My idea behind converting to numeric form is basically as 8byte BIGINT stores 19 digits so if each digit points a character in a character set of all possible characters then it can store 19 characters in 8 bytes if all characters are ranged from 1-10 but as in real world scenario there are 52 characters of English and 10 numeric plus few symbols so its well around 100 character set. So, in worst case scenario BIGINT can still point to 6 characters and yes its not a final verdict it still needs some workout to know exactly what each digit is point to it is 10+ digit or 30+ digit or 80+ digit but you have got pretty much the idea of what I am thinking about.

One more important thing is that as url are of variable length so I am also trying to save disk space of small urls so I don't want to give a fixed length column type.

I have also looked into some text compression algo like smaz and Huffman compression algo but not pretty much convinced because they use some sort of dictionary words but I am looking for a clean method.

And I don't want to use binary data type because it also take too many space like varchars in bytes.

2
length 255 might not sufficient for urlajreal
I remember when the thought of using 20 GB of anything was complete science fiction. But today? It's probably impossible to buy even a low-end consumer PC with less than ten times that much disk space. Is this really going to be a cost-effective use of programmer time?hmakholm left over Monica
you seem misunderstood what varchar does .ajreal
Just edited the question to make it clear that in future there might be need of querying that table too. So, its better to keep it in efficient form. Now, please don't suggest me to add indexes but I just want to figure out storage efficiency at the moment.Rick James
@ajreal I understand varchars.. but maybe I am somewhere wrong, so could you please elaborate a little?Rick James

2 Answers

4
votes

Another idea to try might be to identify common strings and represent them with a bitmap. For instance, have two bits to represent the protocol (http, https, ftp or something else), another bit to indicate whether the domain starts with "wwww", two bits to indicate whether the domain ends with ".com", ".org", ".edu" or something else. You'd have to do some analysis on your data and see if these make sense, and if there are any other common strings you can identify.
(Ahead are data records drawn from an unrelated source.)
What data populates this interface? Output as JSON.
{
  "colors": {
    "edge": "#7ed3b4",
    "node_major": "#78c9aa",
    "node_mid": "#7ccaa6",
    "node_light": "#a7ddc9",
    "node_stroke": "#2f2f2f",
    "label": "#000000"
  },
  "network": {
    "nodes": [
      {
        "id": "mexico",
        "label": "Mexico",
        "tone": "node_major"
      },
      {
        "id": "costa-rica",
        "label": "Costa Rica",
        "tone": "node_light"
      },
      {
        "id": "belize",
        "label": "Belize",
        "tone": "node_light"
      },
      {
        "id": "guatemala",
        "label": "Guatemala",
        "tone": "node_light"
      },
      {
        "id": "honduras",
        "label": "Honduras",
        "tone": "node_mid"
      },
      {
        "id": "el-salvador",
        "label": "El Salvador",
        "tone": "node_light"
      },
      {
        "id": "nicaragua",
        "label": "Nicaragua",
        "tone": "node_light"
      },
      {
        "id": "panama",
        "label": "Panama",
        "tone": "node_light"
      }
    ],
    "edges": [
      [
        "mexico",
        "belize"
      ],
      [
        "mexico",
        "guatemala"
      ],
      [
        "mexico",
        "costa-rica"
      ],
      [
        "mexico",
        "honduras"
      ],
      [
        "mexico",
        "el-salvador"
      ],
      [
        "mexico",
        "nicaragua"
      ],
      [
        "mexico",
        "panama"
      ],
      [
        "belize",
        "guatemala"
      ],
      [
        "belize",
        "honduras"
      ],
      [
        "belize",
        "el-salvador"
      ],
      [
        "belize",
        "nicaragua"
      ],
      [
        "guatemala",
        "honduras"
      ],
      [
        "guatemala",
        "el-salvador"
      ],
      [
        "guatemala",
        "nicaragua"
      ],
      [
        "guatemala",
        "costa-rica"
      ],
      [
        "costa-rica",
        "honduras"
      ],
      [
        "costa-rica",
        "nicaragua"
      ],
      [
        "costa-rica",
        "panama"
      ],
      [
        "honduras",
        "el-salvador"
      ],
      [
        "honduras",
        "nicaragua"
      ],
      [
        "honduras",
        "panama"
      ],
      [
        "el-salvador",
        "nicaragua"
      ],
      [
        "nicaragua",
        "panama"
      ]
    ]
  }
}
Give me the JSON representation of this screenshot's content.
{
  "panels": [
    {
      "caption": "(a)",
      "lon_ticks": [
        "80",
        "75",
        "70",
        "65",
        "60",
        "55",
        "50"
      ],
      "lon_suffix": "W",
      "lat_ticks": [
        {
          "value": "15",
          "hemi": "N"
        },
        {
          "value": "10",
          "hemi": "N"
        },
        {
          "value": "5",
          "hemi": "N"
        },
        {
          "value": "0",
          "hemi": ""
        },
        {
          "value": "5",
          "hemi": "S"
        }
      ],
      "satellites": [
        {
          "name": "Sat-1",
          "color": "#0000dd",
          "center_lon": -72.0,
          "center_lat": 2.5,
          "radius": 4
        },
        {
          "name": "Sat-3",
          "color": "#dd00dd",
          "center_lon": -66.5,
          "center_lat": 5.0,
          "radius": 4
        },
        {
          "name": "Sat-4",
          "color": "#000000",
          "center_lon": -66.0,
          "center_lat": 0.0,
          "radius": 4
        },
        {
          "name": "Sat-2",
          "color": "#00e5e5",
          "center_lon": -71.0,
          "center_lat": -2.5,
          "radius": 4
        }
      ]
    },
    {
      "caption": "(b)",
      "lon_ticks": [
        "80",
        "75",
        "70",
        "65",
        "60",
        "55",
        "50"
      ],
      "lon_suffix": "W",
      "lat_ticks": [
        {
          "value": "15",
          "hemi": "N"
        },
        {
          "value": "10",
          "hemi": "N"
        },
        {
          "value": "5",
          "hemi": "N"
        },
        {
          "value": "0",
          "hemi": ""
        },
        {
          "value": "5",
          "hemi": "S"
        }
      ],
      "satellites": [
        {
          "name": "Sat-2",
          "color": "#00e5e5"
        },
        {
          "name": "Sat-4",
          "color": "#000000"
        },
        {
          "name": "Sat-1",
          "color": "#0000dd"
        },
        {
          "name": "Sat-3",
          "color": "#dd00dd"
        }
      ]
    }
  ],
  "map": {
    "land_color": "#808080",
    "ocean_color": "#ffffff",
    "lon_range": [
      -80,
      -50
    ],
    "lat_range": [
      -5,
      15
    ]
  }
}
If you have a lot of URLs to the same site, you could also consider splitting your table into two different ones, one holding the domain and the other containing the domain-relative path (and query string & fragment id, if present). You'd have a link table that had the id of the URL, the id of the domain and the id of the path, and you'd replace your original URL table with a view that joined the three tables. The domain table wouldn't have to be restricted to the domain, you could include as much of the URL as was common (e.g., 'http://stackoverflow.com/questions'). This wouldn't take too much code to implement, and has the advantage of still being readable. Your numeric encoding could be more efficient, once you get it figured out, you'll have to analyze your data to see which one makes more sense.

2
votes

If you are looking for 128 bit integers then you can use binary(16) here 16 is bytes. And you can extend it to 64 bytes (512 bits) so it doesn't take more space than bit data type. You can say Binary data type as an expansion of BIT data type but its string variant.

Having said that I would suggest dictionary algorithms to compress URLs and short strings but with the blend of techniques used by url shortening services like using A-Z a-z 0-9 combination of three words to replace large dictionary words and you would have more combinations available than available words 62 X 62 X 62.

Though I am not sure what level of compression you would achieve but its not a bad idea to implement url compression this way.